Wednesday, August 15, 2012

Forex Exchange Morning Report (16/08/2012)



Risk sentiment appeared to improve slightly last night, although the movement in proxies such as US equities has been miniscule for eight days in a row – perhaps reflecting dwindling conviction that QE3 will be signalled at Jackson Hole. That conviction was bolstered slightly last night with the release of weaker inflation and NY manufacturing reports, the S&P500 rallying in response to be up 0.2% currently. Commodities are mixed, the CRB index +0.5%, oil +1.9%, copper -0.3%, and gold +0.4%. US 10yr treasury yields rose from 1.72% to 1.81% - a three-month high.
The US dollar index (DXY) rose by around 0.4% in London. EUR fell from 1.2386 to 1.2264 in the day’s underperformance. Possibly hurting it was a report Greece is seeking a two year extension to its deficit deadline which implies an additional funding need of EUR20bn. USD/JPY is little changed at 78.90 but has a sharp fall from 79.05 to 78.59 after the first of the US data releases. AUD firmed from 1.0455 to 1.0515, most of the gain coming after the weak US data releases (raising the chances of QE3). NZD rose from 0.8039 to 0.8075. AUD/NZD was rangebound between 1.3000 and 1.3025.

Economic wrap

US CPI flat in July, its fourth month running without a rise, with food up just 0.1% and energy 0.3% following much steeper falls through Q2. With high weighted OER (rent), which makes up almost a quarter of the CPI, up 0.2%, the remainder of the core components were very soft including apparel below trend on 0.2%, auto prices lower and airfares down sharply again. Headline inflation fell to 1.4% yr, its lowest since late 2010 and the core annual pace slipped to 2.1% yr (lowest this year so far) so current inflation is certainly no impediment to further policy stimulus if/when the FOMC takes the plunge again.
US NY Fed factory index down 13 pts to –6 in Aug, its weakest reading since 2011’s mid-year slump in this index (and lower than the only sub zero forecast in the 56-strong survey, Westpac’s –2). NY Fed has now caught up with recent weakness in Philly, Richmond and Dallas Fed factory indices, so only Kansas City Fed remains above 0 at 5 in July. The NY detail showed orders falling faster (down 3 to –5.5), shipments growth (down 6 to 4) and jobs growth (down 2 to 16.5) both slowing. None of these outcomes justified the headline plunge so NY bosses may be feeling a little less buzzy about their own company’s performance but these respondents are now much more worried about general business conditions.
US industrial production rose 0.6% in July, exactly in line with our forecast, as a 3.3% surge in autos due to changed summer plant shutdown arrangements saw factories churn out a 0.5% increase (0.2% ex autos); a 1.3% rise in utilities boosted the IP bottom line.
US NAHB housing market index rose 2 pts to 37 in Aug, a new post 2007 high.
US total net TIC flows slowed from $121bn to $17bn in June; net long term flows slowed from $55.9bn to $9.3bn, perhaps somewhat less safe haven flow into dollar assets from European concerns than expected.
Canadian existing home sales flat in Jul after a 1.3% June decline. New series with no back data available to us.
UK employment grew 201k in Q2, up from 128k in Q1 and 83k in Q4 last year. Accelerating jobs growth has thus coincided with the deepening recession, and too early it seems for any temporary Olympics boost. When the economy last grew in Q3 2011, jobs shrank 161k. That implies some unfavourable productivity outcomes of late. The jobless rate eased further to 8.0% in Q2 and in July, benefit claimant count joblessness fell 6k after a similar sized rise in the previous two months. Meanwhile, the Aug BoE MPC minutes showed a unanimous steady rates/unchanged asset purchase target decision.

Monday, August 13, 2012

Forex Exchange Morning Report (14/08/2012)

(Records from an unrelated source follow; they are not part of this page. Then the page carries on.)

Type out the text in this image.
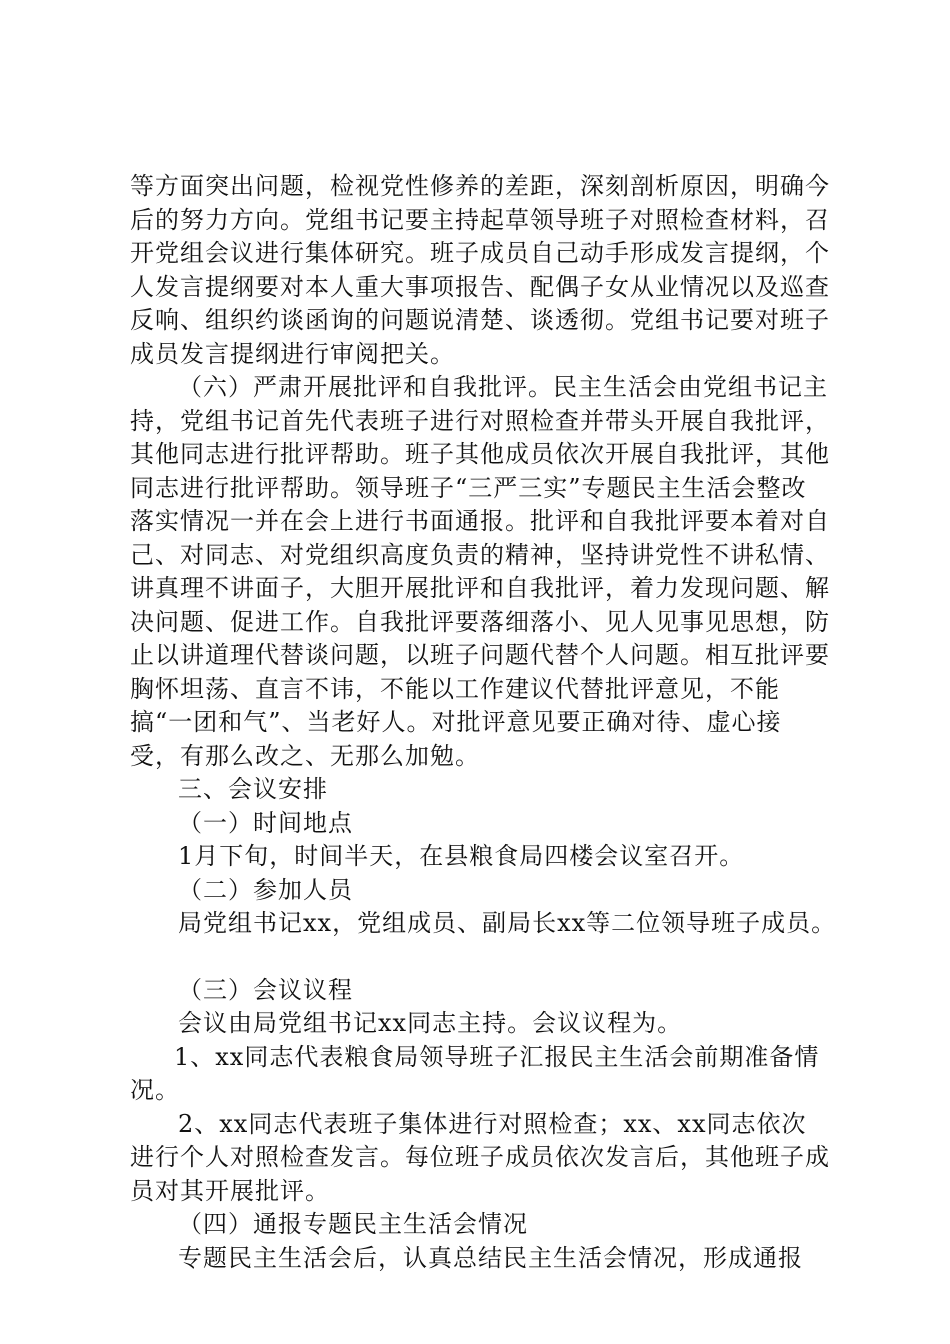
等方面突出问题，检视党性修养的差距，深刻剖析原因，明确今后的努力方向。党组书记要主持起草领导班子对照检查材料，召开党组会议进行集体研究。班子成员自己动手形成发言提纲，个人发言提纲要对本人重大事项报告、配偶子女从业情况以及巡查反响、组织约谈函询的问题说清楚、谈透彻。党组书记要对班子成员发言提纲进行审阅把关。

（六）严肃开展批评和自我批评。民主生活会由党组书记主持，党组书记首先代表班子进行对照检查并带头开展自我批评，其他同志进行批评帮助。班子其他成员依次开展自我批评，其他同志进行批评帮助。领导班子“三严三实”专题民主生活会整改落实情况一并在会上进行书面通报。批评和自我批评要本着对自己、对同志、对党组织高度负责的精神，坚持讲党性不讲私情、讲真理不讲面子，大胆开展批评和自我批评，着力发现问题、解决问题、促进工作。自我批评要落细落小、见人见事见思想，防止以讲道理代替谈问题，以班子问题代替个人问题。相互批评要胸怀坦荡、直言不讳，不能以工作建议代替批评意见，不能搞“一团和气”、当老好人。对批评意见要正确对待、虚心接受，有那么改之、无那么加勉。

三、会议安排

（一）时间地点

1月下旬，时间半天，在县粮食局四楼会议室召开。

（二）参加人员

局党组书记xx，党组成员、副局长xx等二位领导班子成员。

（三）会议议程

会议由局党组书记xx同志主持。会议议程为。

1、xx同志代表粮食局领导班子汇报民主生活会前期准备情况。

2、xx同志代表班子集体进行对照检查；xx、xx同志依次进行个人对照检查发言。每位班子成员依次发言后，其他班子成员对其开展批评。

（四）通报专题民主生活会情况

专题民主生活会后，认真总结民主生活会情况，形成通报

Cracks appear. The euphoria following the ECB's stimulus proposals announced on 2 August has waned and is slowly being replaced by concerns regarding the timing of and detail behind the signalled stimulus. Helping confirm those concerns last night was news that a fresh lawsuit against the ESM bailout fund was filed in the German constitutional court, potentially delaying the use of the fund and in turn, ECB action. Also hurting sentiment was an increase in London Clearing House margins on Spanish and Italian bonds, plus a Handelsblatt report that Germany will veto EFSF payments to Greece if the country doesn't comply with its fiscal obligations. The S&P500 fell 0.7% on the above but recovered in NY to be -0.2% currently. Commodities were weaker, the CRB index down -0.9% and copper -1.2% but Brent oil up 0.6%. US 10yr treasury yields were confined to a sideways 1.62%-1.67% range.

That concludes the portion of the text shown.